Who should consider genetic testing?

The cancer genetics community typically refers to a national set of guidelines for genetic testing called the NCCN, or National Comprehensive Cancer Network. The guidelines provide the following factors to consider when recommending genetic testing. We might consider Hereditary Breast and Ovarian Cancer Syndromes for women with:

- Breast cancer under age 50
- Ashkenazi Jewish heritage
- bilateral breast cancer (not a metastasis but rather two individual cancers)
- breast AND ovarian cancer in one the woman
- Family member with male breast cancer, pancreatic cancer, or peritoneal/fallopian cancer
multiple family members with breast and/or ovarian cancer across multiple generations
- A close family history of any of the above

*Note: these guidelines are updated every year and it’s important to consult a genetics professional before receiving genetic testing.

Should people with no family history of cancer consider genetic testing?

The general population of women in the United States has a 12% chance of developing breast cancer by age 70 and a 1.5% chance of developing ovarian cancer by age 70. Generally, genetic testing is not offered to women that do not have a personal or family history of breast or ovarian cancer. However, these numbers may impact each woman differently. Percentages increase based on which family members have what types of cancer, if any. Talking to your doctor about a referral to a genetic counselor may be helpful if these numbers are still concerning to you. A genetic counselor can guide you through your concerns and help you weigh all of your personal options. Typically, insurance companies do not cover genetic testing if you do not meet the criteria in the previous question (above). However, some labs today offer self pay prices as low as $250.

What are the benefits to knowing if you have a higher risk of cancer?

Many people pursue genetic testing to relieve uncertainty, plan their family or career around preventive surgery, and to get information for family members. If you do have a positive genetic test result, the following may be available to you:

- preventive screening using MRI, monitoring by a specialized clinic if one is located near you
- clinical trials for carriers of changes in the BRCA1 and BRCA2 genes; see ClinicalTrials.gov
- tailored chemotherapy such as veliparib, olaparib, rucaparib, and neratinib
- PARP inhibitor therapy
- slowing down repair mechanisms that may make BRCA1/BRCA2 cancers more responsive
- family members may be able to obtain insurance policies at lower rates before having genetic testing

We know that not everyone who gets cancer has a genetic mutation. What do you recommend for people who get negative results but want to screen for cancer anyway?

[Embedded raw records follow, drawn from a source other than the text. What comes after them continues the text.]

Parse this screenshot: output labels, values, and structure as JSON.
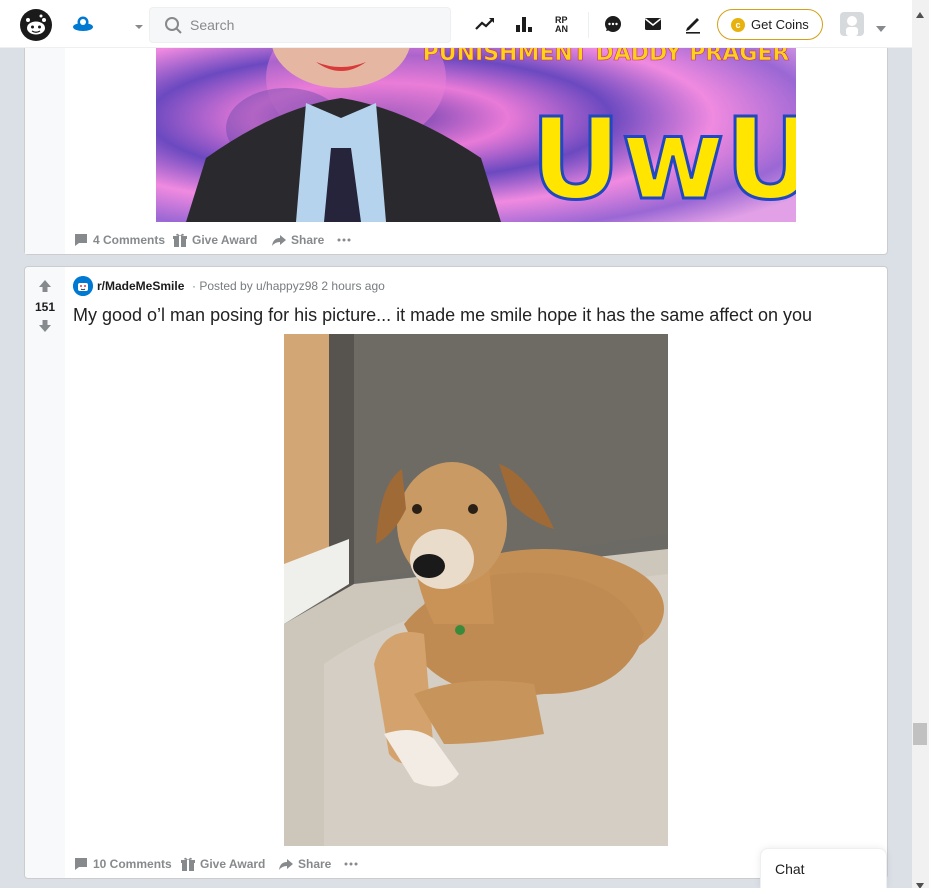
{
  "header": {
    "search_placeholder": "Search",
    "get_coins_label": "Get Coins",
    "coin_symbol": "c",
    "icons": [
      "reddit-logo-icon",
      "home-feed-icon",
      "popular-trending-icon",
      "all-stats-icon",
      "rpan-icon",
      "chat-bubble-icon",
      "mail-icon",
      "create-post-pencil-icon",
      "coin-icon",
      "user-avatar-icon"
    ]
  },
  "post1": {
    "image_text_line1": "PUNISHMENT DADDY PRAGER",
    "image_text_line2": "UwU",
    "comments_label": "4 Comments",
    "award_label": "Give Award",
    "share_label": "Share"
  },
  "post2": {
    "votes": "151",
    "subreddit": "r/MadeMeSmile",
    "posted_by": "· Posted by u/happyz98 2 hours ago",
    "title": "My good o’l man posing for his picture... it made me smile hope it has the same affect on you",
    "comments_label": "10 Comments",
    "award_label": "Give Award",
    "share_label": "Share"
  },
  "chat": {
    "label": "Chat"
  },
  "colors": {
    "accent": "#0079d3",
    "coin_gold": "#e8b20e",
    "page_bg": "#dae0e6",
    "meta_grey": "#787c7e"
  }
}
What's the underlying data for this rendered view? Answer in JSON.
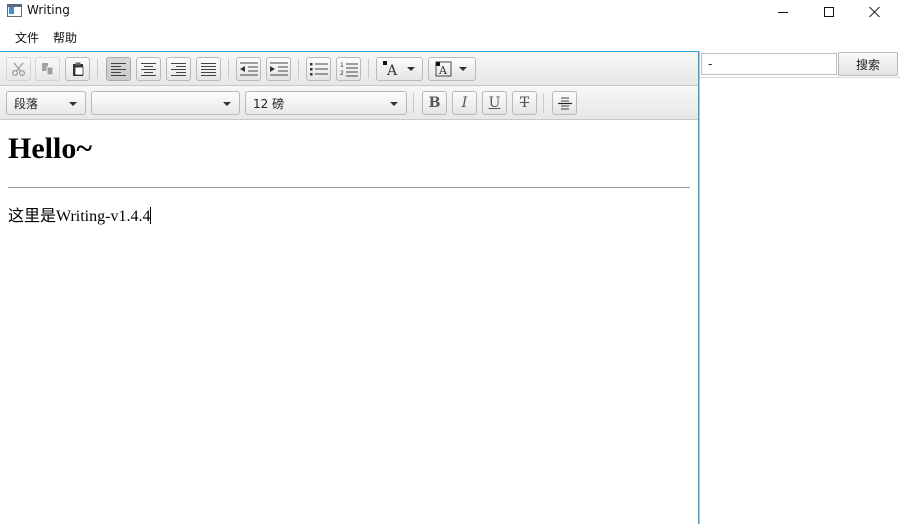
{
  "window": {
    "title": "Writing",
    "icon": "app-window-icon"
  },
  "menu": {
    "items": [
      {
        "label": "文件"
      },
      {
        "label": "帮助"
      }
    ]
  },
  "toolbar1": {
    "buttons": [
      {
        "name": "cut",
        "icon": "scissors-icon",
        "enabled": false
      },
      {
        "name": "copy",
        "icon": "copy-icon",
        "enabled": false
      },
      {
        "name": "paste",
        "icon": "clipboard-icon",
        "enabled": true
      },
      {
        "name": "align-left",
        "icon": "align-left-icon",
        "selected": true
      },
      {
        "name": "align-center",
        "icon": "align-center-icon"
      },
      {
        "name": "align-right",
        "icon": "align-right-icon"
      },
      {
        "name": "align-justify",
        "icon": "align-justify-icon"
      },
      {
        "name": "outdent",
        "icon": "outdent-icon"
      },
      {
        "name": "indent",
        "icon": "indent-icon"
      },
      {
        "name": "bullet-list",
        "icon": "bullet-list-icon"
      },
      {
        "name": "numbered-list",
        "icon": "numbered-list-icon"
      },
      {
        "name": "text-color",
        "icon": "text-color-icon"
      },
      {
        "name": "background-color",
        "icon": "background-color-icon"
      }
    ]
  },
  "toolbar2": {
    "paragraph_style": "段落",
    "font_family": "",
    "font_size": "12 磅",
    "bold_label": "B",
    "italic_label": "I",
    "underline_label": "U",
    "strikethrough_label": "T"
  },
  "document": {
    "heading": "Hello~",
    "body": "这里是Writing-v1.4.4"
  },
  "search": {
    "value": "-",
    "button_label": "搜索"
  },
  "colors": {
    "focus_border": "#2aa0d8",
    "toolbar_top": "#f7f7f7",
    "toolbar_bottom": "#e7e7e7"
  }
}
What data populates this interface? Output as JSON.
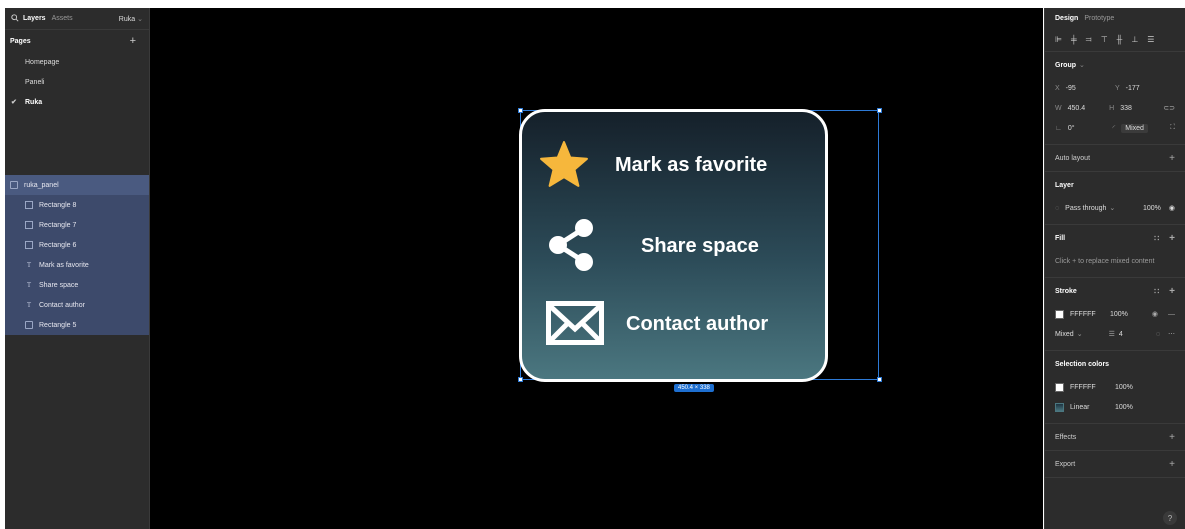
{
  "left": {
    "search_icon": "search-icon",
    "tab_layers": "Layers",
    "tab_assets": "Assets",
    "project": "Ruka",
    "pages_header": "Pages",
    "add_page": "+",
    "pages": [
      {
        "label": "Homepage",
        "selected": false
      },
      {
        "label": "Paneli",
        "selected": false
      },
      {
        "label": "Ruka",
        "selected": true
      }
    ],
    "layers": [
      {
        "label": "ruka_panel",
        "kind": "frame"
      },
      {
        "label": "Rectangle 8",
        "kind": "image"
      },
      {
        "label": "Rectangle 7",
        "kind": "image"
      },
      {
        "label": "Rectangle 6",
        "kind": "image"
      },
      {
        "label": "Mark as favorite",
        "kind": "text"
      },
      {
        "label": "Share space",
        "kind": "text"
      },
      {
        "label": "Contact author",
        "kind": "text"
      },
      {
        "label": "Rectangle 5",
        "kind": "rect"
      }
    ]
  },
  "canvas": {
    "rows": [
      {
        "label": "Mark as favorite",
        "icon": "star-icon"
      },
      {
        "label": "Share space",
        "icon": "share-icon"
      },
      {
        "label": "Contact author",
        "icon": "mail-icon"
      }
    ],
    "dimension_badge": "450.4 × 338",
    "star_color": "#f6b73c"
  },
  "right": {
    "tab_design": "Design",
    "tab_prototype": "Prototype",
    "group_label": "Group",
    "x_label": "X",
    "x_value": "-95",
    "y_label": "Y",
    "y_value": "-177",
    "w_label": "W",
    "w_value": "450.4",
    "h_label": "H",
    "h_value": "338",
    "rotation": "0°",
    "radius": "Mixed",
    "auto_layout": "Auto layout",
    "layer_header": "Layer",
    "blend": "Pass through",
    "layer_opacity": "100%",
    "fill_header": "Fill",
    "fill_hint": "Click + to replace mixed content",
    "stroke_header": "Stroke",
    "stroke_color": "FFFFFF",
    "stroke_opacity": "100%",
    "stroke_position": "Mixed",
    "stroke_weight": "4",
    "selection_colors_header": "Selection colors",
    "sel_colors": [
      {
        "label": "FFFFFF",
        "opacity": "100%",
        "kind": "solid"
      },
      {
        "label": "Linear",
        "opacity": "100%",
        "kind": "linear"
      }
    ],
    "effects": "Effects",
    "export": "Export",
    "help": "?"
  }
}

It might be helpful to meet with a genetic expert or genetic counselor to discuss resources available. You can find one by phone or in person at nsgc.org. For people that have received a negative test result, it’s important to understand the limitations of testing. A negative result does not mean that you will never get cancer, but the chances are significantly reduced. Individuals that want to receive increased cancer screening should know that insurance typically does not cover the high cost of these screenings. You can contact your healthcare facility for an out-of-pocket or self pay price for these screenings. If your genetic testing is negative, you should still perform self breast exams monthly, obtain a mammogram annually beginning at age 40 (or 10 years before the earliest breast cancer in your family), and get a PAP smear and pelvic exam annually. Genetic testing is always advancing, and we recommend approaching a genetic counselor every few years to see what new testing options are available.

You can find a gentic counselor at www.nsgc.org.

Please note that while health insurance companies are barred from denying coverage to people with BRCA and other genetic changes, life insurance companies are not. If you have reason to believe you should be tested, you may want to secure life insurance first. More information at www.geneticliteracyproject.org.